Racing against the promised rain on this warm but gloomy morning we worked on providing freedom of expression for Compassion. Jackie assembled another Gardman arch for this rose that we have been trying fully to release from the clutches of myrtle and pittosporum. The heaviest pruning the plant has undergone for many years ensued. We then fixed the support in place and tied the remaining stems to them. A number of healthy buds remain.
That is not a weak sun peering through the pittosporum, but one of the drops of rain that sent us inside. Not before I had recorded the moment.
Neither of us can remember from where in the garden we had liberated the wrought iron structure that we had been using until now to support the rose. We had upended it and tied it to a beam suspended between the two trees, but we are becoming attached to arches, so it had to go. But where? Well, it might serve better to define the front boundary between us and North Breeze. So we transported it to the side of the house and laid it down.
In the drizzle of the day, I settled down into my chair. Not so the Head Gardener who didn’t seem to realise it was wet. I left her to potter, or so I thought. Until I heard the unmistakeable clang of hammer on metal, that could only mean one thing. She was banging in posts. I couldn’t let her do that alone, so I turned off my laptop and joined in the fray. The wrought iron was to be suspended from assorted metal posts taken from the growing collection of those found in the garden. I interred the posts, to which Jackie fastened the iron ornament. It is now intended to carry a clematis.

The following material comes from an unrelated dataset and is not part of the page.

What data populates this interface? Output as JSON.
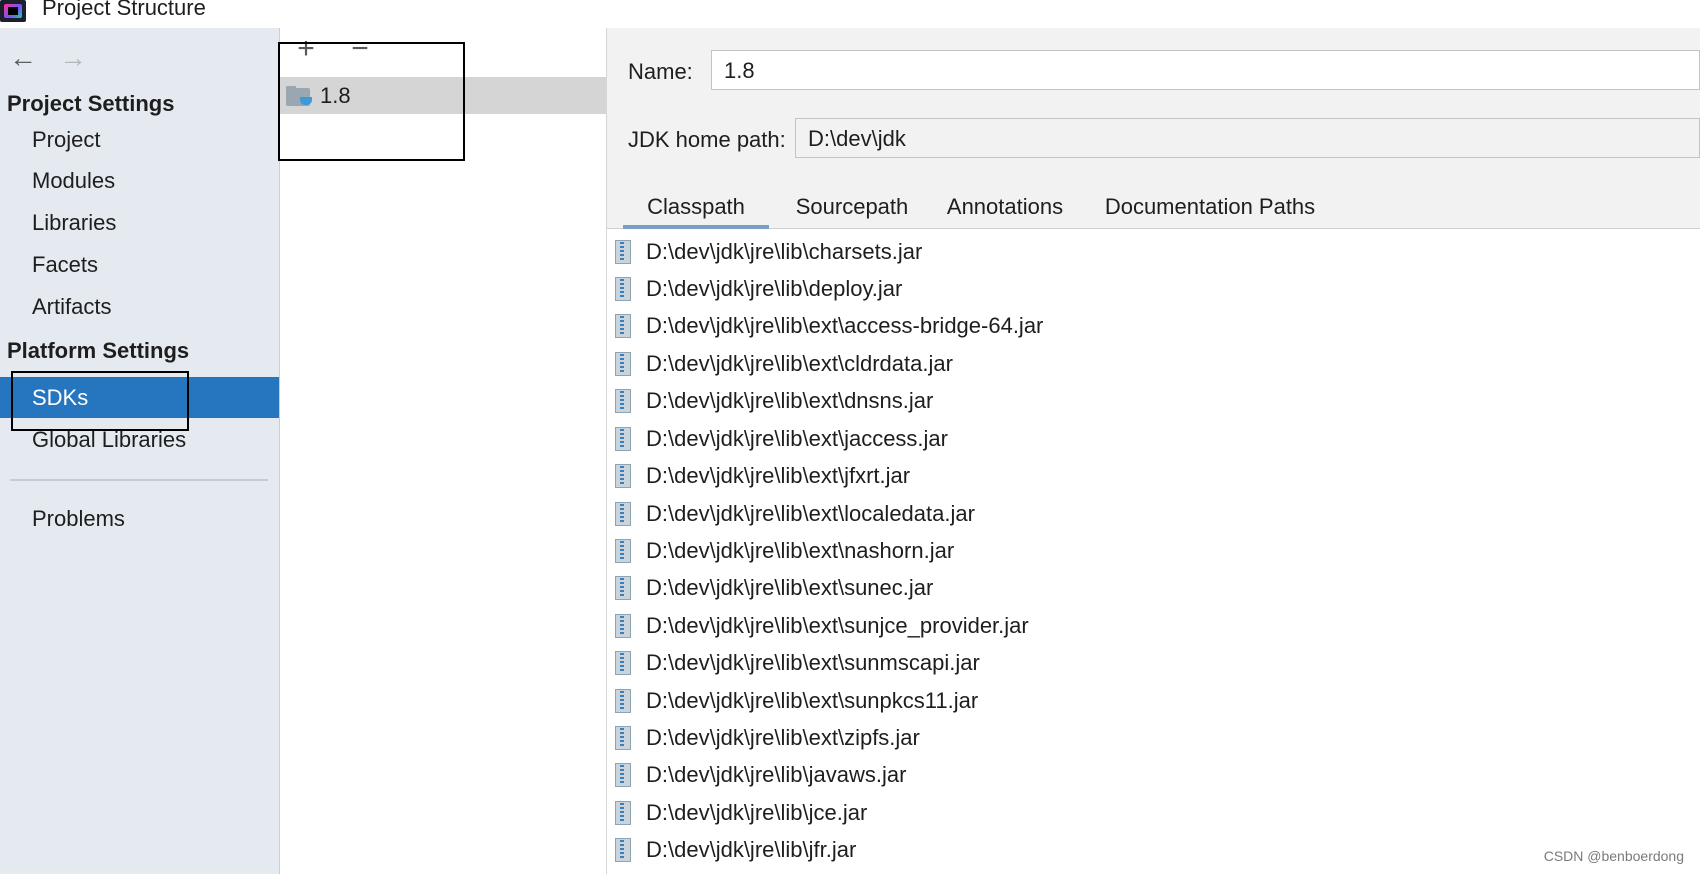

The reason, incidentally, that our neighbouring front garden is more visible than the back is that it was cleared a year ago.

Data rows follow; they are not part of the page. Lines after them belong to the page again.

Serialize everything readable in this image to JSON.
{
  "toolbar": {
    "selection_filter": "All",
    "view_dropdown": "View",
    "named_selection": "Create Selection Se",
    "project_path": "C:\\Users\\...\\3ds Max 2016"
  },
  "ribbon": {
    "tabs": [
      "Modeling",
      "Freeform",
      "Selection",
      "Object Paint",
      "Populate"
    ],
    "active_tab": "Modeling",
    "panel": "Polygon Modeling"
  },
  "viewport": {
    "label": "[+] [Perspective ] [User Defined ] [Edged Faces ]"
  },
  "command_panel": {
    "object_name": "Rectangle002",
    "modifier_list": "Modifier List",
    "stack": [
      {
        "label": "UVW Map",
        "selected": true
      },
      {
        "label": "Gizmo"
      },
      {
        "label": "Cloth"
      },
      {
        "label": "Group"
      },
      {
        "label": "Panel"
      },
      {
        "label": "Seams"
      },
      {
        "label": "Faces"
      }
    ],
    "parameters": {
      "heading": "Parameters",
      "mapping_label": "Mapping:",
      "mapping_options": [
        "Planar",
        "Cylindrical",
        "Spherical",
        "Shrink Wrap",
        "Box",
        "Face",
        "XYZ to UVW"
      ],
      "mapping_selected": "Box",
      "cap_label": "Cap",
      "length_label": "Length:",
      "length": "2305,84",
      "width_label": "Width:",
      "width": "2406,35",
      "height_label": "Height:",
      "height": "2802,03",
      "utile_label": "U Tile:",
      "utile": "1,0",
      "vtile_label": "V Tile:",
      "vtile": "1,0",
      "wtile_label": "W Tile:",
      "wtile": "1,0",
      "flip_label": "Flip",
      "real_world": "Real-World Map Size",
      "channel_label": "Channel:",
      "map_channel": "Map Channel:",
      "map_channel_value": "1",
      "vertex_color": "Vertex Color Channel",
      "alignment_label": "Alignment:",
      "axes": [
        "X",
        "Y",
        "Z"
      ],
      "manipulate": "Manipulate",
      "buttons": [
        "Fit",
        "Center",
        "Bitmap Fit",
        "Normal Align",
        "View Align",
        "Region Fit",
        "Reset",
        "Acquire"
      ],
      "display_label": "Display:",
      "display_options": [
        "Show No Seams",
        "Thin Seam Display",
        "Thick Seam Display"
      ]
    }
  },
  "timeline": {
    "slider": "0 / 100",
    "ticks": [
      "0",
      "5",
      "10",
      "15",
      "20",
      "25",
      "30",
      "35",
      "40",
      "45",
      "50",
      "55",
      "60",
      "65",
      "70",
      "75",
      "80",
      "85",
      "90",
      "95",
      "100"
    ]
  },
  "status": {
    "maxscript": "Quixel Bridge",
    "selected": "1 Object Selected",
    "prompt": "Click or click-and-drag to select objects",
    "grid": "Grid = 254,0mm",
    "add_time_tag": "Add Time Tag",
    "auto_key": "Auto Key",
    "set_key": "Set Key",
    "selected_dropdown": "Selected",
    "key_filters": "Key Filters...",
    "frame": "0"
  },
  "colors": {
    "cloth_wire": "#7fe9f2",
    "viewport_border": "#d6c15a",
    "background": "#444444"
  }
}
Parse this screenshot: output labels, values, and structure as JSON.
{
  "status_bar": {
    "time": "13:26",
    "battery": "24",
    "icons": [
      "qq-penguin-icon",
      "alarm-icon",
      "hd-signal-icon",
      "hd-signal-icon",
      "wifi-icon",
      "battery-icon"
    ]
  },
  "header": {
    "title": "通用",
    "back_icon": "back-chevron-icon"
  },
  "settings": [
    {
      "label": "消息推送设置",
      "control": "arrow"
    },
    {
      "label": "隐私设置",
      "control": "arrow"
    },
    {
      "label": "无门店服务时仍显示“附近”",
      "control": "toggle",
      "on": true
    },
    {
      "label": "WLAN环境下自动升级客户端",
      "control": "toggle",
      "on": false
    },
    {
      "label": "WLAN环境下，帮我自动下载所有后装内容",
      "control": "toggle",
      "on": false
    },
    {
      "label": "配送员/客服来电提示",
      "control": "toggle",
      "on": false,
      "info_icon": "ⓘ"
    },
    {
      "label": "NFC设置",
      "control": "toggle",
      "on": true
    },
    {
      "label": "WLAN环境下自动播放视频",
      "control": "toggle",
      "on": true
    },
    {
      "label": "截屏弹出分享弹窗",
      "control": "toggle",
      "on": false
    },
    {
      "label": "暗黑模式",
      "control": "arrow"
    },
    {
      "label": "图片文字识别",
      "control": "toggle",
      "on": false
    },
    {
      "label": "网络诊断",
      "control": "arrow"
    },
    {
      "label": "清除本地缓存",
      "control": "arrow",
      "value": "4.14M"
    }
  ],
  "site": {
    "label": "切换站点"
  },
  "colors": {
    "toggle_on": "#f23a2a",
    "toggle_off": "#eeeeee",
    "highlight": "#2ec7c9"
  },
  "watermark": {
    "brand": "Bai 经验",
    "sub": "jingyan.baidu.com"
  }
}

A quick trip to Otter Nurseries, and the bed was soon planted up with ferns, pansies, and anemones. A clematis, Queen Mother, is going in on the opposite side of yesterday’s new arch to the Campaniflora.
Yet another owl sneaked a lift back with Jackie, and, through the kitchen window, ogled our dinner which consisted of succulent fillet steak, crisp cauliflower, and potatoes sauteed with peppers and onions. The Cook drank her customary Hoegaarden, and I drank La Ninadiere Beaujolais Villages 2014.
I have no idea how many owls The Head Gardener has thought it a hoot to introduce into our plot, but we certainly hear real ones away in the forest at night.
James Bird, who lived next door at Newark, once counted 25 birds’ nests in Lindum House Garden. Maybe he could come and hunt down the owls.